Am 27.05.2011 17:05, schrieb Jan Kiszka:
On 2011-05-27 16:38, Gilles Chanteperdrix wrote:
On 05/27/2011 04:19 PM, Jonas Witt wrote:
Am 27.05.2011 08:40, schrieb Gilles Chanteperdrix:
On 05/26/2011 07:28 PM, Jonas Witt wrote:
Hi all,

i am having a problem concerning the clock drift under load:

# /usr/xenomai/bin/clocktest
== Tested clock: 0 (CLOCK_REALTIME)
CPU      ToD offset [us] ToD drift [us/s]      warps max delta [us]
--- -------------------- ---------------- ---------- --------------
     0          775571614.0       166776.858          0            0.0


It remains in the hundreds of MILLIseconds, changing constantly. My
setup consists of an embedded Intel Atom board (1.6GHz Z530 processor)
with a 2.6.32.7 kernel and Xenomai 2.5.2.
Hi Jonas,

Could you try and see if 2.5.6 with latest I-pipe patches has the same
behaviour?

Latencies under load are
reasonable. Mean latency<   10us. Maximum latency<   40us.

Without load the ToD offset is approximately constant over time with a
ToD drift in the range of 10 microseconds (strangely after a while this
settles in a range of 2 microseconds). Does anyone have an idea how this
can be caused?
First, I am not sure clocktest is meant to be use under load. Second,
does your system uses ntp?

As a workaround I currently use rt_timer_read() in all
relevant programs (also the non-realtime ones), since I need consistent
timestamps between realtime and non-realtime tasks.
In order to solve this particular issue, we have a solution, but not yet
in stable released versions.

One other (maybe unrelated) strange behavior is occasional secondary
mode switches when calling rt_queue_read(...).
For this error, we need more details, such as a simple test case
allowing to reproduce the issue, and again, you need to be sure to
reproduce the issue on latest stable release with latest I-pipe patches.

Regards.
Hi Gilles,

thanks for your input.
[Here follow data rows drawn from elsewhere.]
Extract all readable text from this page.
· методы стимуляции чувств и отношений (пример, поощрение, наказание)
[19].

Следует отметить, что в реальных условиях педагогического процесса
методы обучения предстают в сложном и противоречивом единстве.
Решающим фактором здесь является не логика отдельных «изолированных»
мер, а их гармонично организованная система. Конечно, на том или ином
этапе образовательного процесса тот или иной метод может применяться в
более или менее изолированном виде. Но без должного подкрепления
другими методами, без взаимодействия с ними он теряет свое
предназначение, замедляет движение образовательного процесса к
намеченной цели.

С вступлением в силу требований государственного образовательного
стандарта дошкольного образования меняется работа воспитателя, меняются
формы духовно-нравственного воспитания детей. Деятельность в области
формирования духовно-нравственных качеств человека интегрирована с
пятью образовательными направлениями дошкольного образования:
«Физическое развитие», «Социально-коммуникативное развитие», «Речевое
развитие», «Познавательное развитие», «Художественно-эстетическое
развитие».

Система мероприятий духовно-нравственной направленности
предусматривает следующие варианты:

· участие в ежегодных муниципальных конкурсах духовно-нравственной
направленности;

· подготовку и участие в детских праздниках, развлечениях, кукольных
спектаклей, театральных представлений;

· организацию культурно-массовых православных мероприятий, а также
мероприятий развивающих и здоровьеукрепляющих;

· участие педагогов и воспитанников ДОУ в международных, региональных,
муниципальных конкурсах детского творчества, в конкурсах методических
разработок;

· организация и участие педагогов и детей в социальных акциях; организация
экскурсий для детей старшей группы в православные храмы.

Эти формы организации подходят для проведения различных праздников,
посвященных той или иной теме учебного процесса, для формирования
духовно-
I will try Xenomai 2.5.6 soon. In the meantime I
wrote a simple load simulator to reproduce the issue with my more
complex program. The clock drift only occurs with a load of more than
30%. Below that the clock is fine. So you may have to adjust the
attached code (e.g. change the 2000 value in the for-loop to something
larger) to stress your system to that level where the processing time is
more than 2000 microseconds.
My point was that maybe clocktest is not meant to be run under load. To
this, we should ask Jan to answer, as he wrote this test and knows what
is inside.
There are some simple measures in clocktest to check if the clock
read-outs were done without major preemptions. But even in extreme load,
this should only cause temporary offsets, no constant drift, no
persistent delta after taking away the load.
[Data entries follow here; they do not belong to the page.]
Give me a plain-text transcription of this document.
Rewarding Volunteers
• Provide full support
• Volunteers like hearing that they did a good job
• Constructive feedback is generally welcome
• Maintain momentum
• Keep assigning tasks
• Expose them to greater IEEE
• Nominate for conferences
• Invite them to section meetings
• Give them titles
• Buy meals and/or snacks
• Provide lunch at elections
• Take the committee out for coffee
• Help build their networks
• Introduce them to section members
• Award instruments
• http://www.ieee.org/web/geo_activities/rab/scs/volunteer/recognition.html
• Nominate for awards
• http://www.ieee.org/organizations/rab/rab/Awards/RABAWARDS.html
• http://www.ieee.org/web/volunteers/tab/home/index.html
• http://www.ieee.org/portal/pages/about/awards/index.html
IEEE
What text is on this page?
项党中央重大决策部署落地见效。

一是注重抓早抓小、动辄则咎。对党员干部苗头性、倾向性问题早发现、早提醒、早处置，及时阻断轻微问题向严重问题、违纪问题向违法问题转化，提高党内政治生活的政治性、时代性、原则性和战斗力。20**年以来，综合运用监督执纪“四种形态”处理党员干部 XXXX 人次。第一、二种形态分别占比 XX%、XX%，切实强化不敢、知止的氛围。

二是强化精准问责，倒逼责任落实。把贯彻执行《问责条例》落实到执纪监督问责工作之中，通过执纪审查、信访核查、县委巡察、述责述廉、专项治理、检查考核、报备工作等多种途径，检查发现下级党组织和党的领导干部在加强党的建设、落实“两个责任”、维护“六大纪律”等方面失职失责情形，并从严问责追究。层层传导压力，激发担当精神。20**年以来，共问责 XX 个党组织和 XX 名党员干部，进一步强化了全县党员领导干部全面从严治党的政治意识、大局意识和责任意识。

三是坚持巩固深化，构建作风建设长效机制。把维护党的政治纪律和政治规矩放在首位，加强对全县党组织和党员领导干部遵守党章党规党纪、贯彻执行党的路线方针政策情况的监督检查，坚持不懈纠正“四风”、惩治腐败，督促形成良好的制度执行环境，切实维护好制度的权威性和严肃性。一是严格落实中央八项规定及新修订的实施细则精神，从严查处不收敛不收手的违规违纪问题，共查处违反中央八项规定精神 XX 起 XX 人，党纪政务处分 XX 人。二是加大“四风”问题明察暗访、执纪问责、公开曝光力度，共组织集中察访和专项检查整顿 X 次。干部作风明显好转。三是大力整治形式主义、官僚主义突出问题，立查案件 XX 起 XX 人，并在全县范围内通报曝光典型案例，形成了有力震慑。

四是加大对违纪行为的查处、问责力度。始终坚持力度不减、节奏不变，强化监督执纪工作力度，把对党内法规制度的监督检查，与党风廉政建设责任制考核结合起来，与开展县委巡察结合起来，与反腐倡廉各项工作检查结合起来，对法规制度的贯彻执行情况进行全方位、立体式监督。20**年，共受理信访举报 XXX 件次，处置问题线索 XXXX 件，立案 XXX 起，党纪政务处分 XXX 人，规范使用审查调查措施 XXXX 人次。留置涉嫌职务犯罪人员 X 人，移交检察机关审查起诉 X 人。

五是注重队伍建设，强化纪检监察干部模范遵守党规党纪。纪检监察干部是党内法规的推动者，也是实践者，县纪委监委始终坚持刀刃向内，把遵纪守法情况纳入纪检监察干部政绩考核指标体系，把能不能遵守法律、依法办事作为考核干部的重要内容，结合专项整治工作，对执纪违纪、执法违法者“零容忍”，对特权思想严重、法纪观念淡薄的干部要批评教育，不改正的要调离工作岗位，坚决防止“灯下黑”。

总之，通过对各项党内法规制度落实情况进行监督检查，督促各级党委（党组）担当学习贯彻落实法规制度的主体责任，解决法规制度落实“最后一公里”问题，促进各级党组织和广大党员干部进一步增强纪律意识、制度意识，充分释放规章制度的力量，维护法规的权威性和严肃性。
What is the clocksourse Linux is using? See
/sys/devices/system/clocksource/clocksource0/current_clocksource.

More important, you still didn't answer Gilles' question about ntp.

Jan

Sorry, I missed the NTP-part. I am not using NTP. Just plain timer queries on a single system.

My clock source is tsc which is the same for Xenomai I suppose.

I wonder how a Xenomai task, even if it occupies 50% or even 90% of a 4 milliseconds time slice can interfere with the tsc. The tsc is not incremented via an interrupt, is it? But I do not know much about the inner workings of these functions.